Asking the right questions

Asking the right questions really is about understanding the context, and what the goal is. That is not always easy, which is why asking the right questions is what will make you so valuable. Not everyone at the company knows exactly all the right questions to ask, which is why you need to come in with your experience and the perspectives you have, and ask questions only you can think of.

As you keep asking questions in different contexts, helping you understand better the bigger picture and the goal or the purpose of for example a project or initiative, you will also gain more experience and knowledge from that in itself. You can begin to see patterns in the projects you engage in which will lead you to always thinking about the things you learned in the past instances of older projects.

For example, deploying a new storefront for the company, have we thought about telemetry? What are the performance metrics we care about, and are they somehow tied to any KPI’s or real business value? Can we measure the performance metric towards any costs or cost savings?

So, being truly valuable, is also asking the right questions. But to become truly indispensable at a company, you need specific knowledge.

Being indispensable, means having specific knowledge

What I mean by specific knowledge, I mean being the person who knows more than anyone else about critical parts of the business. It can be as little as being the one who knows one single system inside and out, but a system that is critical for the company’s operations. It’s really simple, and you can probably understand why this might not just be a good thing. But it comes back to the question of value. What will make you indispensable, is having so much value, and having value that nobody else can provide.

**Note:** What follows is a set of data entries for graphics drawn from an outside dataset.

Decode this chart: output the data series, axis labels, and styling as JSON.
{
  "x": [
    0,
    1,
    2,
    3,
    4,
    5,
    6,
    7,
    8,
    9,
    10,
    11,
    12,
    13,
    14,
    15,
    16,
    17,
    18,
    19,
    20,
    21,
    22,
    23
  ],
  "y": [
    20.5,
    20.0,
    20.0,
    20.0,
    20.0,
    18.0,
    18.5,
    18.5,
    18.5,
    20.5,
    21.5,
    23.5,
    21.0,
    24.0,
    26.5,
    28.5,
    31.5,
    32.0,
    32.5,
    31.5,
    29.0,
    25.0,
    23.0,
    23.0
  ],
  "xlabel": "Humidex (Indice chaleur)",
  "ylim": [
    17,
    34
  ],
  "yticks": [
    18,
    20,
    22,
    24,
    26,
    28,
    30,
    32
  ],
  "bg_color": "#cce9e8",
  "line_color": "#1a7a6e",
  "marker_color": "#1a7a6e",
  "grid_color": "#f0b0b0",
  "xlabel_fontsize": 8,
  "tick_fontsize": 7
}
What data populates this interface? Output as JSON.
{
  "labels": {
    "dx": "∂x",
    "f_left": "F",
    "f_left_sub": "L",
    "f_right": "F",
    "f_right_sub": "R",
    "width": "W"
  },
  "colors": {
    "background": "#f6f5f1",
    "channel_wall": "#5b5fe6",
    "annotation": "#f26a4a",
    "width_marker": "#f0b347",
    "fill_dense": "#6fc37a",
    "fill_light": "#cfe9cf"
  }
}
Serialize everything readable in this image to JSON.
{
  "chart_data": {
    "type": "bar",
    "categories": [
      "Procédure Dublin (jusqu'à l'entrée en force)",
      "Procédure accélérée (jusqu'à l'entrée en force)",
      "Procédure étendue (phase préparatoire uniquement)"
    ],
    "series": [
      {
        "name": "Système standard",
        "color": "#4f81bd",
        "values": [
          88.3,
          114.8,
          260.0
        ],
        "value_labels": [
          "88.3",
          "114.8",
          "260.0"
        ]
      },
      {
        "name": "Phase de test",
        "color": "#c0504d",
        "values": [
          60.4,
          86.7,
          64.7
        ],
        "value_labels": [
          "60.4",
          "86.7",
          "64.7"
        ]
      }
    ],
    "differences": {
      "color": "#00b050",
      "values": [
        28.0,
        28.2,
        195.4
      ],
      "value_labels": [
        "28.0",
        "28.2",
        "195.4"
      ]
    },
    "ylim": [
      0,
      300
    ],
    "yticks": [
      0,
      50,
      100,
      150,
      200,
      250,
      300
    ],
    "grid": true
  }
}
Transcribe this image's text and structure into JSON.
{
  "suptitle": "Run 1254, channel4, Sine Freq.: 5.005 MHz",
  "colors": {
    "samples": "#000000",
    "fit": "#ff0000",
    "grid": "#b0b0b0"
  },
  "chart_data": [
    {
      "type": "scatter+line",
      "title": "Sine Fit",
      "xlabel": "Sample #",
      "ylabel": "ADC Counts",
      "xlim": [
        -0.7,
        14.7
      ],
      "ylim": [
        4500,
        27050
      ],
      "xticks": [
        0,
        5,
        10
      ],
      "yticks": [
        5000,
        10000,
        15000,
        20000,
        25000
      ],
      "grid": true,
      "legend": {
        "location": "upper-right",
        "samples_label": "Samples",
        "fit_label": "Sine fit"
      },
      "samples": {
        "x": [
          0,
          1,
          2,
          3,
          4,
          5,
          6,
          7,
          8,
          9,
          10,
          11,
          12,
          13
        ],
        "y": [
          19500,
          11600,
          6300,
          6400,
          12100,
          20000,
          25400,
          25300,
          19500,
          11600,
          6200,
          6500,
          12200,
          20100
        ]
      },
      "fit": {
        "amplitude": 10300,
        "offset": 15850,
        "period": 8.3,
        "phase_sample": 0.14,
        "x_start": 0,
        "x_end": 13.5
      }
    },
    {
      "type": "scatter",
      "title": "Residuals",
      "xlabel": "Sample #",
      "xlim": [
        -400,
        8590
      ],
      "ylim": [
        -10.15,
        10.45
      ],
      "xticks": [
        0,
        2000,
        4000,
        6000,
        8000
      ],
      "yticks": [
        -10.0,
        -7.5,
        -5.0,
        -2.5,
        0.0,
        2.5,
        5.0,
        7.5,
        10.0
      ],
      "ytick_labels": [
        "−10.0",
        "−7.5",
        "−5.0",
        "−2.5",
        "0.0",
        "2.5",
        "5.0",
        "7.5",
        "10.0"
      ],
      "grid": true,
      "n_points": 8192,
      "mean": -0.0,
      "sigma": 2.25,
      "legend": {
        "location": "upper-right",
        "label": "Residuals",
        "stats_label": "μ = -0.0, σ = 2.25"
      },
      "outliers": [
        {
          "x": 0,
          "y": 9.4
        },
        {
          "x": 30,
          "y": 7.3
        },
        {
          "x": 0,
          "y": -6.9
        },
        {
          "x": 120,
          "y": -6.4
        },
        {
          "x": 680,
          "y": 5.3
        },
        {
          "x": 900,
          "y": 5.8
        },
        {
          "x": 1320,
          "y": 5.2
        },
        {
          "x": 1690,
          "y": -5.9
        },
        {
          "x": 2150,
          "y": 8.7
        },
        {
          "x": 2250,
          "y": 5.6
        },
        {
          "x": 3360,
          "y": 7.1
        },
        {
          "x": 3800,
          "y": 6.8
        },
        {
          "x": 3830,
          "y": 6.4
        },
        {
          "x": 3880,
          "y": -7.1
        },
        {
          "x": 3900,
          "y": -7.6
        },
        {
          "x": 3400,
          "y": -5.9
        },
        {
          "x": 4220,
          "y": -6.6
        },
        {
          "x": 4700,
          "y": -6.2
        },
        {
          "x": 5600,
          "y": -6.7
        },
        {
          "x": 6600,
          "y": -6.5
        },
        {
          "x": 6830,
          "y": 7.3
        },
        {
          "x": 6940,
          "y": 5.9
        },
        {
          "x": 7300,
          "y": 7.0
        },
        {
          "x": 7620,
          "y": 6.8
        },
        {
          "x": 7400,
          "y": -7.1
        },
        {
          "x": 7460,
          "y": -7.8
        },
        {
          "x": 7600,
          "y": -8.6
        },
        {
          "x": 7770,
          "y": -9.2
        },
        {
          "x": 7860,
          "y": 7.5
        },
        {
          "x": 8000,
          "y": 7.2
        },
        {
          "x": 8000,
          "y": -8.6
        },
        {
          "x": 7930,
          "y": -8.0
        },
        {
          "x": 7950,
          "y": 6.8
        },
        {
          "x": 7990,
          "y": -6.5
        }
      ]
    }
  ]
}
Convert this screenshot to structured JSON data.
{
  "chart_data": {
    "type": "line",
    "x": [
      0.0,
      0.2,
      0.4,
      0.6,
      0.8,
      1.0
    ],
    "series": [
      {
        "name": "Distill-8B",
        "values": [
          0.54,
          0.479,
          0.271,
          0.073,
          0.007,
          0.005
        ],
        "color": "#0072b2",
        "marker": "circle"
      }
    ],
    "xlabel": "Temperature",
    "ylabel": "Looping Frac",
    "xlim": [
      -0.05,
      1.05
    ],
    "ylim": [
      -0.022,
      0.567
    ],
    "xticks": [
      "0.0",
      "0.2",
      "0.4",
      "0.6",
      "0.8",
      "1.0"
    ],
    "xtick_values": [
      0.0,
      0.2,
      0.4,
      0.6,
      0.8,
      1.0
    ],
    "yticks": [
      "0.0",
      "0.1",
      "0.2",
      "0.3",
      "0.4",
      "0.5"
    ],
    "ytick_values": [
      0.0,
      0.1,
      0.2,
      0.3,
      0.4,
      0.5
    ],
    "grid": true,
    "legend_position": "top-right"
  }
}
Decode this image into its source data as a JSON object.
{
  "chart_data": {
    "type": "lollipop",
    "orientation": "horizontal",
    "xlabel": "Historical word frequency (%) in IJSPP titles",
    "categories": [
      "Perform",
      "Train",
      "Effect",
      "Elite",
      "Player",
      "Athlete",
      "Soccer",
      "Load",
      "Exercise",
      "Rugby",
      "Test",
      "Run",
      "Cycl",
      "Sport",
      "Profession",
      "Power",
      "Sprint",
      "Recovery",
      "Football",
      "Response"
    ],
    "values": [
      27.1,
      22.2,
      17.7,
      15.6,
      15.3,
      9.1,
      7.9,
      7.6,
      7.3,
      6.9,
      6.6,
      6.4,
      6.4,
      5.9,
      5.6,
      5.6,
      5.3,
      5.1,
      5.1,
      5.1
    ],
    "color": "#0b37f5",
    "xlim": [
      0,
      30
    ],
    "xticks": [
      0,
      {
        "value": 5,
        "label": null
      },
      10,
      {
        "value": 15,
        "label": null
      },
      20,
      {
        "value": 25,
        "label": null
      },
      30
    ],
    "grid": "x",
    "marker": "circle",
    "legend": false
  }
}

That’s simply what that means. Make yourself uniquely qualified and experienced, and it won’t be easy, nor will they want, to get rid of you. Because you are literally an irreplaceable asset for them. You are the person they go to to ask questions about the system they know is super important and provides crucial value for them as a business, and they now want to grow so that it can provide even more value.

If you’ve ever worked for a big company with a big IT architecture, you will have seen examples of these people, but whom you might have built up a distaste for because they’ve ended up in that position simply through their own day-to-day work. They’ve been at the company long enough to be the only people who knows how a particular system works, because they are the only one’s left who were there when they first built it. They have become one of the company’s single points of failure, a vulnerability. And what do you think is more expensive for them in the short term, replacing a critical part of their system and making sure the new service is well documented and as stable as the old system, or simply paying someone to stay where they are?

This is obviously not a positive example, but there are countless just like it, and it is a problem for the organisation themselves. And this is where the question of why comes in. You have to understand why you want to be valuable, and then how. And you can be the person with this specific knowledge, while still having documented everything you know and trying to help spread the knowledge at the company. Because, as I said, not everyone will want to be the person who does what nobody else does. And that’s ok.

So, you can be indispensable, by acquiring specific knowledge and insight, through asking the right questions and understanding what the business really values. And through that knowledge, insight and understanding, in combination with your skills, help them reach their goals and provide true business value. That, in the end, is an indispensable employee.

Final words

These are my own thoughts and experiences that I speak from, which I’ve collected over the years both through work, but also through self-study and practicing what I learn through books and courses. I hope you found it insightful or in any way useful, as I have over the years.